Shares of Gap Inc (GPS) are trading down on news its chief financial officer will be leaving the company
Gap Inc (NYSE:GPS) is stumbling -- down 4.5% at $25.76 -- after the retailer announced
the departure of its chief financial officer, Sabrina Simmons. Additionally, a negative outlook from
CNBC's Jim Cramer may also be taking its toll on GPS stock, with the pundit saying Gap is "just not an important company." Against this backdrop, GPS put volume is running at an accelerated clip, with a number of option bears betting on even bigger losses for the stock in the near term.
By the numbers, around 9,800 GPS puts have changed hands -- two times the expected intraday amount of 4,820 -- and nearly double the 5,224 calls that have traded. Almost half of the day's put volume has centered at the weekly 11/11 26 strike, where it seems safe to assume new positions are being purchased. In other words, put buyers expect GPS to extend its retreat south of $26 through next Friday's close, a time frame that includes the retailer's Nov. 7 same-store sales update, as well as
earnings from several of its sector peers.
From a wider sentiment perspective, options traders have been scooping up long calls over puts at a near-annual-high clip in recent weeks. Amid relatively light absolute volume, GPS has racked up a top-heavy 10-day put/call volume ratio of 5.73 on the International Securities Exchange (ISE), Chicago Board Options Exchange (CBOE), and NASDAQ OMX PHLX (PHLX). What's more, this ratio ranks just 9 percentage points from a 52-week peak.

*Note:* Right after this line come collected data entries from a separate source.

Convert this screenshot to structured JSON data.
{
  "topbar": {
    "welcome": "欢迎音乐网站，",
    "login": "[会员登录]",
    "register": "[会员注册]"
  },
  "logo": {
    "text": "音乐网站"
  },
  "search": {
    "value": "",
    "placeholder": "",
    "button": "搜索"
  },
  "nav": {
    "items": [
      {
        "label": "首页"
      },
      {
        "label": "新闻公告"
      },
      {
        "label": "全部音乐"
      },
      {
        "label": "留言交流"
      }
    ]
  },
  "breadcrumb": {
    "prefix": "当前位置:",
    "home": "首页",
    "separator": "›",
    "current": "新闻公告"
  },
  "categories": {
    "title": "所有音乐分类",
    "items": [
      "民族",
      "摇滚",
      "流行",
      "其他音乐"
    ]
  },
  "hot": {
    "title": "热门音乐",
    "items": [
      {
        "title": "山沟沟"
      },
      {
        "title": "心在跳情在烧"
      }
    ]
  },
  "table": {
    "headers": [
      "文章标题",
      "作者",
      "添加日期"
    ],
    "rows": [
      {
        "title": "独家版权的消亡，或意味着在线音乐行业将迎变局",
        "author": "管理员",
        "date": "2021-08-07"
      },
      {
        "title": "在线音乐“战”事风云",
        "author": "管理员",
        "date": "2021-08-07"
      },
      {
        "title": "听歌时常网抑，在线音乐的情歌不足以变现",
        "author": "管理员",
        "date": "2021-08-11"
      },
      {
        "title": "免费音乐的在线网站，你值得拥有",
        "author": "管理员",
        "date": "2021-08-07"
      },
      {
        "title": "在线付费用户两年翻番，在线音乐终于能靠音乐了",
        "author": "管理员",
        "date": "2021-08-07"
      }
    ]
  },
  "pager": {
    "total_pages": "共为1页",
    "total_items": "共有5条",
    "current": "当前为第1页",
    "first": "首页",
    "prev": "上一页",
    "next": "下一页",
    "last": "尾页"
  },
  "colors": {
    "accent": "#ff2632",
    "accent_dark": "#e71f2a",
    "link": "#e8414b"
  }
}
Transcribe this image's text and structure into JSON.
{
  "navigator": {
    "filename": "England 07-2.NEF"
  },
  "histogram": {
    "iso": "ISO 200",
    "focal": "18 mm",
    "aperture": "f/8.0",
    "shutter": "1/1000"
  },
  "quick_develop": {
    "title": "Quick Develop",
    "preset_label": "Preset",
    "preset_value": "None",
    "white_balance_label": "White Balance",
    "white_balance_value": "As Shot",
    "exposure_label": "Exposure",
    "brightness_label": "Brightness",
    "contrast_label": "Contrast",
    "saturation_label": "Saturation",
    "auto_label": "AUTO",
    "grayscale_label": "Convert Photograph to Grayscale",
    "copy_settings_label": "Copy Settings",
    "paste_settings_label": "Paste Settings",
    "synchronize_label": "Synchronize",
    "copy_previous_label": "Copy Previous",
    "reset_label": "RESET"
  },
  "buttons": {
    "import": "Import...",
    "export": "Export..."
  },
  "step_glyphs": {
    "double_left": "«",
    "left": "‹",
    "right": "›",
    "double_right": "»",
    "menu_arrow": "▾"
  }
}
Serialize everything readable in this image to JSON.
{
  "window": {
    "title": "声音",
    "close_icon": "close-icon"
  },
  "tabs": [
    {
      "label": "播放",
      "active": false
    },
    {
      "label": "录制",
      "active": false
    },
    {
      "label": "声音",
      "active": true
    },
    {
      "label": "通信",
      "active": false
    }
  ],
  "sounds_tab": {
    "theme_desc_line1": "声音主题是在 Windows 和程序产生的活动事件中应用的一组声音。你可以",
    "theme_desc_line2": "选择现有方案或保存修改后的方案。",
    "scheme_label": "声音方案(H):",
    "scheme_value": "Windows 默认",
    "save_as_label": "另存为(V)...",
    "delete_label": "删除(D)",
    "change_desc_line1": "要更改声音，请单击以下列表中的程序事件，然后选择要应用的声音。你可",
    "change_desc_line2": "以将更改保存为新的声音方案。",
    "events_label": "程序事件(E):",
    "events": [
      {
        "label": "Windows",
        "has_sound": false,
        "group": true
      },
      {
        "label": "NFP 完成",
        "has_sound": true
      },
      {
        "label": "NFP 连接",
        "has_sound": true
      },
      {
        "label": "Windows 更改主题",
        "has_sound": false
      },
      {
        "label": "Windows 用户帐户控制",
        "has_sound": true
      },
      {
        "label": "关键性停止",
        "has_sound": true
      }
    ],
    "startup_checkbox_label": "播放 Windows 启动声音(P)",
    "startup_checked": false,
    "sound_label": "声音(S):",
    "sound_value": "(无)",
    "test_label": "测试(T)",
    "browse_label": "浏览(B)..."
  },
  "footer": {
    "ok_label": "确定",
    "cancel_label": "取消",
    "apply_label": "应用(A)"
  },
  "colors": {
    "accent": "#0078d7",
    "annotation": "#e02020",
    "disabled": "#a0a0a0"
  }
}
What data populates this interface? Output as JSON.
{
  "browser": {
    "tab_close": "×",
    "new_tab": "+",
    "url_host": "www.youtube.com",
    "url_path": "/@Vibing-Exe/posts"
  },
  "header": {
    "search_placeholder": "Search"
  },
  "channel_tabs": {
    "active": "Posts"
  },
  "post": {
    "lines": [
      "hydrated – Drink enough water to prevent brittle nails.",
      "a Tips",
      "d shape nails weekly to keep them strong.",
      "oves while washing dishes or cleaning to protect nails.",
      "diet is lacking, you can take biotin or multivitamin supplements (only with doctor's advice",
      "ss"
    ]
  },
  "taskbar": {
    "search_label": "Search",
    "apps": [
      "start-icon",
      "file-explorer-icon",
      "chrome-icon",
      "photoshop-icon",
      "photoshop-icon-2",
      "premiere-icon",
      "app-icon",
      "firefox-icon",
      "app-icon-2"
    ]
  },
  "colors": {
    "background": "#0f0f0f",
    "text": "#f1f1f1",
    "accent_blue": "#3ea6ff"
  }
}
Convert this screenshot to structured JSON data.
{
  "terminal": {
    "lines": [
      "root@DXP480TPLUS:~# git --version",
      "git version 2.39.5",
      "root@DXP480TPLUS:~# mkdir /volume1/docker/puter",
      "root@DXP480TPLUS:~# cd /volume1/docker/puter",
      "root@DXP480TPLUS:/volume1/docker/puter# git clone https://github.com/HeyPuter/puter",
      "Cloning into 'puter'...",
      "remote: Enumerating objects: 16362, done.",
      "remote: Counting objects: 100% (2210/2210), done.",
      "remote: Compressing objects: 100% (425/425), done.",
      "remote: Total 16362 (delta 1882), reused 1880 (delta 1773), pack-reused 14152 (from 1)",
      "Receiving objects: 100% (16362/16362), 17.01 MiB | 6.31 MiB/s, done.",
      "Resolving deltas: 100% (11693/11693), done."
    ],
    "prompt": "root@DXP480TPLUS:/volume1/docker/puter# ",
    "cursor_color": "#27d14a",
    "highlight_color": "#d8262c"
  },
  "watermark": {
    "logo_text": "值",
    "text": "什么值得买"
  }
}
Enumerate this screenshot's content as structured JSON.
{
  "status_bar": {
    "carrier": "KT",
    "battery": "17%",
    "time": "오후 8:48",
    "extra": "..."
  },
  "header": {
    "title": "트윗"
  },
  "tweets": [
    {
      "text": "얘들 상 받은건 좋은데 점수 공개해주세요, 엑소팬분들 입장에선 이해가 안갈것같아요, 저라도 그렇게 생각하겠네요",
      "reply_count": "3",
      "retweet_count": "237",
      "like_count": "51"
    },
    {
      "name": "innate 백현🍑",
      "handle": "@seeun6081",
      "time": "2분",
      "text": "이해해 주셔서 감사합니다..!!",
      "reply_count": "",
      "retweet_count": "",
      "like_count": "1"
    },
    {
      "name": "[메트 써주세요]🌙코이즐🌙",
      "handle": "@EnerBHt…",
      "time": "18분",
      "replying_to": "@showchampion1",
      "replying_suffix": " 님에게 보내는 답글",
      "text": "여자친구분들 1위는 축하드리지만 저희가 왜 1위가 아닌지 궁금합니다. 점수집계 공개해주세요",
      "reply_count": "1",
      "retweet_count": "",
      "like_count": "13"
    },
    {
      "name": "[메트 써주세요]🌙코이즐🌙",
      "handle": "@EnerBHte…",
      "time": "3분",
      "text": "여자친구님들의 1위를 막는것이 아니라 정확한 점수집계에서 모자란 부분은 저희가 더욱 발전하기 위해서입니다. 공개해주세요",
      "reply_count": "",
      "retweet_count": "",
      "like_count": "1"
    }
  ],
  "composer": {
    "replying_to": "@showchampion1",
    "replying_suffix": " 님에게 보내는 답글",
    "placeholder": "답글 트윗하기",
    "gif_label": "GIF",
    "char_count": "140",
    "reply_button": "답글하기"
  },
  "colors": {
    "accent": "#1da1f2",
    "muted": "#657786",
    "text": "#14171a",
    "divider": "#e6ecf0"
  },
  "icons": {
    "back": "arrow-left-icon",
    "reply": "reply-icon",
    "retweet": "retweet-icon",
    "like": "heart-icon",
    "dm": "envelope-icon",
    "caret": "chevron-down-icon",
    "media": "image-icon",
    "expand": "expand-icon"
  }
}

Echoing this put-skewed bias is GPS' Schaeffer's put/call open interest ratio (SOIR) of 1.91. Not only does this show that puts nearly double calls among options set to expire in three months or less, but it ranks higher than 81% of comparable readings taken in the past year. Simply stated, short-term options traders are more put-heavy than usual toward the retail stock.
This skepticism isn't confined to the options pits, either. Short interest surged 8.2% in the two most-recent reporting periods, and now accounts for a whopping 17.2% of GPS' available float. Plus, 20 of 23 covering analysts maintain a "hold" or worse rating on the stock.
Looking at the charts, though, GPS has made notable strides since bottoming at a four-year low near $17 in late May -- up more than 51%. Plus, today's pullback found a foothold near $25.50, which roughly coincides with the stock's negative 10% year-over-year breakeven level. Should the stock turn in
another well-received same-store sales report, an unwinding of some of this skepticism could create tailwinds for the shares of Gap Inc (NYSE:GPS).